Stitches the cat is soothing the nerves of frazzled fliers at Minneapolis-St. Paul International Airport.

She made her debut last week and became the first feline to join the airport’s 96 therapy dogs that serve as Animal Ambassadors to reduce stress and enhance the overall airport experience.

The airport posted a video on Twitter of the calico-tabby mix riding around in a cart with a sign that reads “Pet Me,” and enthusiastic responses rolled in, including from one person who said, “This is PAWWSOME!”

The 11-year-old feline, who makes the rounds on Fridays in the north rotunda in Terminal 1 and at the entrance to Concourse C, has helped relax anxious passengers who have stopped to cuddle and give the 13-pound cat neck rubs before getting on their flights.

While the airport is a new gig for Stitches, she has been a therapy cat for the past three years through Pet Partners, a nonprofit that registers therapy dogs and other animals. Stitches and her owner Nikki Christopher are members of the local chapter of North Star Therapy Animals and have visited residents of nursing homes.

But there are rules when it comes to interacting with visitors.

“She needs to be on a leash and in the stroller,” Christopher said. “It’s one of Pet Partners’ guidelines.”

Stitches also has regular visitors at home. Christopher gives private harp and piano lessons in her St. Paul home, and she says “Stitches greets every student at the door.”

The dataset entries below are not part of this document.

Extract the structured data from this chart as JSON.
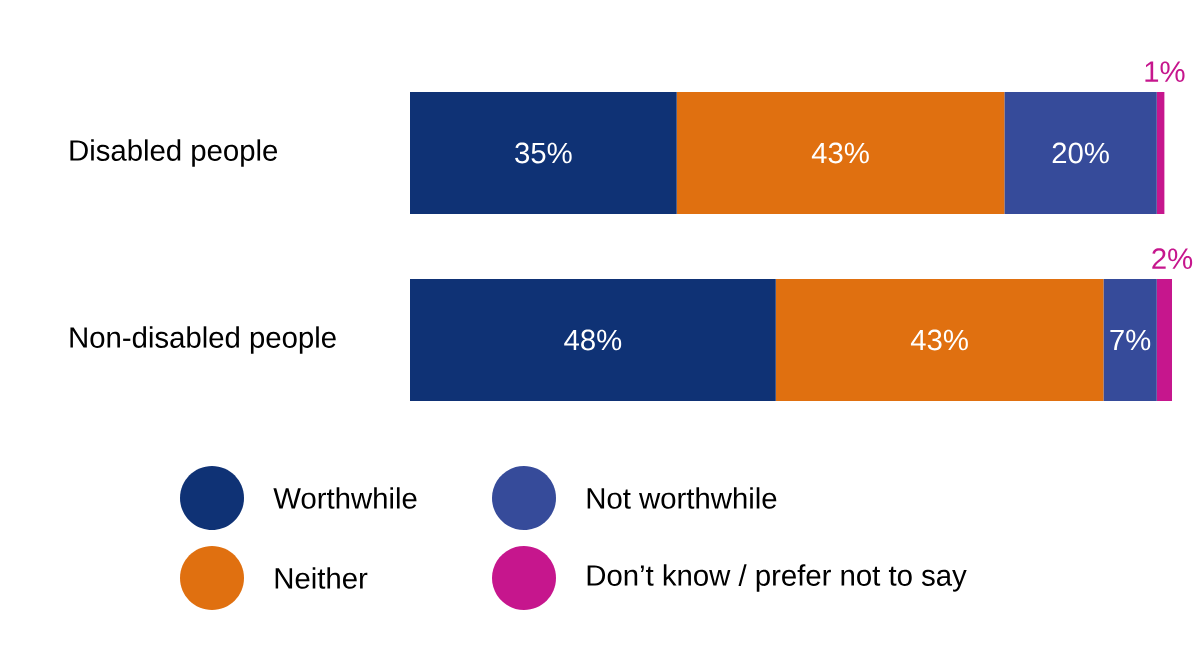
{
  "chart_data": {
    "type": "bar",
    "orientation": "horizontal",
    "stacked": true,
    "legend": "bottom",
    "categories": [
      "Disabled people",
      "Non-disabled people"
    ],
    "series": [
      {
        "name": "Worthwhile",
        "color": "#0f3275",
        "values": [
          35,
          48
        ],
        "value_labels": [
          "35%",
          "48%"
        ]
      },
      {
        "name": "Neither",
        "color": "#e07010",
        "values": [
          43,
          43
        ],
        "value_labels": [
          "43%",
          "43%"
        ]
      },
      {
        "name": "Not worthwhile",
        "color": "#364b9a",
        "values": [
          20,
          7
        ],
        "value_labels": [
          "20%",
          "7%"
        ]
      },
      {
        "name": "Don’t know / prefer not to say",
        "color": "#c6168d",
        "values": [
          1,
          2
        ],
        "value_labels": [
          "1%",
          "2%"
        ]
      }
    ]
  }
}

When not calming travelers at the airport or greeting music students at home, Stitches enjoys watching “Law & Order, SVU,” according to Christopher. “She loves Ice-T’s voice,” Christopher added.

The feline is getting national attention, too. She has been featured in Travel and Leisure magazine, on travel websites and has grabbed headlines on TV news outlets across the country.

In October 2015, the Airport Foundation brought registered therapy dogs to the airport. Since then, the Minneapolis-St. Paul airport’s Animal Ambassadors has become the third-largest program of its kind in the country and a treasured part of the airport community, spokesman John Anderson said.

Other airports around the country using therapy animals to help passengers overcome their fears before flying include Los Angeles, San Jose, San Francisco, Dallas-Fort Worth, Phoenix, Miami and Denver.